Precisamente porque conocemos esta verdad, no podemos ocultar que nos queda una duda por resolver: saber si nuestros alumnos se han acercado a aquellos libros que colmaron de inquietud y de confianza nuestra existencia. La duda nos hace comprender que nos sentiríamos recompensados si ellos fueran capaces de olvidar su lasitud para adentrarse, de lleno, en esa cultura que les otorga saber, y en el saber, la vida. Si no lo hacen, si no se adentran en la aventura del saber, es posible que con el paso de los años resuenen en sus mentes las amargas palabras que dejara por escrito Péguy: “Él sabe; y sabe que no sabe. Sabe que no es feliz. Sabe que, desde que el hombre existe, ningún hombre ha sido nunca feliz. Lo sabe tan profundamente, con un conocimiento tan infiltrado en lo hondo de su corazón, que es sin duda la única creencia, la única ciencia a la que se siente unido y vinculado”.
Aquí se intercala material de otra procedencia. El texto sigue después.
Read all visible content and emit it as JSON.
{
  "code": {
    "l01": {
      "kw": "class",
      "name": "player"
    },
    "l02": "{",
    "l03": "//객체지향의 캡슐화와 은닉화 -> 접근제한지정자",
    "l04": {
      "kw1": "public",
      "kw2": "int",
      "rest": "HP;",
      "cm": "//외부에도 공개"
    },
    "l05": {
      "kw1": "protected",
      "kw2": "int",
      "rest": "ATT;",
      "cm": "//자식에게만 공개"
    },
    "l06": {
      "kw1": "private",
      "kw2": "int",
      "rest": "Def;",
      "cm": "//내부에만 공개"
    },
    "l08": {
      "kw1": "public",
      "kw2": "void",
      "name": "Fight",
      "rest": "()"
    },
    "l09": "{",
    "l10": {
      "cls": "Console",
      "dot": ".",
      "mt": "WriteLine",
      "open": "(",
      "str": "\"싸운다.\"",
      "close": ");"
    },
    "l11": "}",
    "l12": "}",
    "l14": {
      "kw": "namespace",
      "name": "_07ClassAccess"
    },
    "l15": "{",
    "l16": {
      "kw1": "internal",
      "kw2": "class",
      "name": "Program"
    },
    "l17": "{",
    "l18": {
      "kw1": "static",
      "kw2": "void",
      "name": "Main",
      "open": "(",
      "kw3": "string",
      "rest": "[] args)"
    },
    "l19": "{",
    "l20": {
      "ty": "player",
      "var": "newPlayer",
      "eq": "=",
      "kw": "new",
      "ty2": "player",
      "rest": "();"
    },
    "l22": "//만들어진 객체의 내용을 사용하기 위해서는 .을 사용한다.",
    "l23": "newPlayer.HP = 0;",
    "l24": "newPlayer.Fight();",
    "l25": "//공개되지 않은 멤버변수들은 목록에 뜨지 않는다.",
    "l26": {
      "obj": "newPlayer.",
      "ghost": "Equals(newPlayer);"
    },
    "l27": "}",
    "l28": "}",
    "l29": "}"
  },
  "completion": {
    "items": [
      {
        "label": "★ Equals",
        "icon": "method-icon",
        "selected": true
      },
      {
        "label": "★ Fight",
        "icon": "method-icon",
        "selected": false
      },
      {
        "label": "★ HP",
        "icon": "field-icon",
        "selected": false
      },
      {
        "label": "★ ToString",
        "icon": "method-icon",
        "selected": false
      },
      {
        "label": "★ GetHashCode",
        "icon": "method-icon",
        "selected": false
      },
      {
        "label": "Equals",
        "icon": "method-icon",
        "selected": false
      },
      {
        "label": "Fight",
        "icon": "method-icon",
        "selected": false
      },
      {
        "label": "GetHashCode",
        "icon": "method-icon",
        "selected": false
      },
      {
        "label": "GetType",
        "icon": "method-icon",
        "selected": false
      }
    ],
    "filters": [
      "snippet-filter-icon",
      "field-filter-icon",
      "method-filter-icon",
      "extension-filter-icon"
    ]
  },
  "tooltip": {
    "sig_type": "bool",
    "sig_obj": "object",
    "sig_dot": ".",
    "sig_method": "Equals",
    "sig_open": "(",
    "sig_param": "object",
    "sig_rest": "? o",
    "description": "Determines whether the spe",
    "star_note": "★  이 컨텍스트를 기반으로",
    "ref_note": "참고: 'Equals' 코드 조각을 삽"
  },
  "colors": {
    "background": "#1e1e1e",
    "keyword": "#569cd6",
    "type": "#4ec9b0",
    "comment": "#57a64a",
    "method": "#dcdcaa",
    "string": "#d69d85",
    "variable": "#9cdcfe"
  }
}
Esta lapidaria argumentación no puede ser desatendida. La firmeza de voz señala el camino a seguir. Este indica, con total crudeza, que, si no son capaces de luchar por alcanzar esa edad de la razón y del saber, solo les quedará una sabiduría desengañada, la que nos lleva, como recuerda Sainte-Beuve, a la perdición: “¿Envejecer? La gente se endurece en parte, se pudre en otra, mas no madura”. Si esto sucede, esa mayoría de edad que predicaba Kant, asumiremos, como propia, la sentencia que leemos en Los hermanos Karamazov: “Somos todos responsables de cada cual, y cada cual es culpable ante todos, por todos y por todo, y yo más que nadie”. Lo somos, porque sabemos, con Hiperión, que “Nada puede crecer y nada puede hundirse tan profundamente como el hombre” (Hölderlin).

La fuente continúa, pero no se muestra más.